Kansas, the top seed in the West Region, blew a 12-point lead in the second half and lost 72–71 to Arkansas in a second-round matchup in Des Moines, Iowa. With the win, the Jayhawks would be sent packing after a year of winning it all, while the Razorbacks would move on to the Sweet 16 for the third consecutive season.
The Razorbacks, the West’s No. 8 seed, used an 11–0 second-half run to get back in the game. A Jordan Walsh 3-pointer at 8:55 gave Arkansas its first lead since it was 2–0 in the opening minutes of the game. While Walsh’s shot was huge, it was Devonte Davis who scored for the Razorbacks down the stretch.
Hampered by four fouls in the half, Davis scored 21 of his 25 points in the second half, shocking the playmakers on the Kansas side. But when Davis fouled out with 1:56 to play, his teammates stepped up.
First, Ricky Council IV tied the game at 65–65 with a jumper, and then Kamani Johnson put in the go-ahead putback after an offensive rebound, his sixth of the game. And after Kansas tied it, Council put Arkansas ahead at the line for good.

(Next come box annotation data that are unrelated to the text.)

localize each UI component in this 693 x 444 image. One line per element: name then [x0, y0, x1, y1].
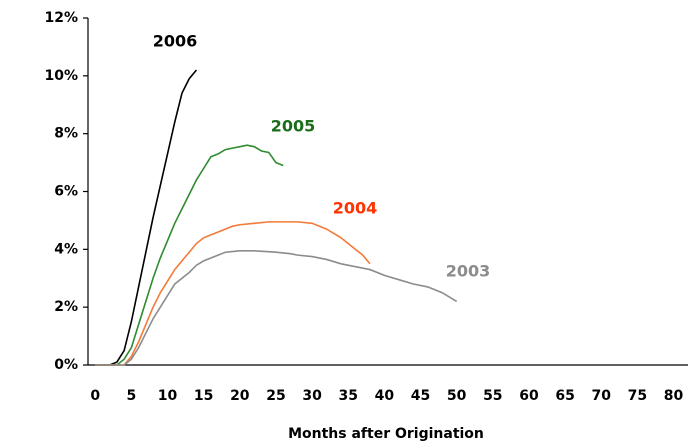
x-tick-label: 60	[519, 388, 539, 404]
x-tick-label: 45	[411, 388, 430, 404]
x-tick-label: 30	[302, 388, 322, 404]
series-label: 2006	[153, 32, 198, 51]
line	[95, 69, 198, 366]
x-tick-label: 55	[483, 388, 502, 404]
x-tick-label: 80	[664, 388, 684, 404]
x-tick-label: 75	[628, 388, 647, 404]
x-tick-label: 10	[158, 388, 178, 404]
x-tick-label: 5	[126, 388, 136, 404]
x-tick-label: 25	[266, 388, 285, 404]
line	[95, 144, 284, 366]
x-tick-label: 70	[592, 388, 612, 404]
y-tick-label: 8%	[54, 126, 78, 142]
x-tick-label: 40	[375, 388, 395, 404]
line	[95, 249, 458, 366]
series-label: 2005	[271, 117, 316, 136]
x-tick-label: 50	[447, 388, 467, 404]
series-label: 2004	[333, 199, 378, 218]
x-tick-label: 20	[230, 388, 250, 404]
series-label: 2003	[446, 262, 491, 281]
x-tick-label: 0	[90, 388, 100, 404]
x-tick-label: 15	[194, 388, 213, 404]
x-tick-label: 35	[338, 388, 357, 404]
y-tick-label: 12%	[44, 10, 78, 26]
x-axis-title: Months after Origination	[288, 426, 484, 442]
y-tick-label: 0%	[54, 357, 78, 373]
line	[95, 221, 371, 366]
x-tick-label: 65	[555, 388, 574, 404]
y-tick-label: 6%	[54, 184, 78, 200]
y-tick-label: 4%	[54, 241, 78, 257]
y-tick-label: 10%	[44, 68, 78, 84]
y-tick-label: 2%	[54, 299, 78, 315]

Council attacked the basket and was fouled with 24 seconds to play. Council scored first, leading his team 68–67. He missed the second, but Jordan Walsh noticed and got on hand to turn the loose ball over to Council. Once the ball was back in his hands, Council saw a hole in the basket and attacked. He was fouled again. This time he extended the Razorbacks’ lead to 70–67 with 21 seconds left.
On the ensuing possession, Kansas took a 70–69 lead with two Jalen Wilson free throws. At that time there was less than 10 seconds left. This put Kansas in foul-mode. Council was up to the challenge and calmly sank two more free throws to make the score 72–69.
Up three, Arkansas alerted Kansas on the next possession to prevent any chance of a tying 3-pointer. The strategy worked. Wilson sank the first and second, even though he deliberately tried to miss it.
From there, it was all one inbound pass for the Razorbacks to run out the remaining time on the clock and seal a 72–71 lead big time.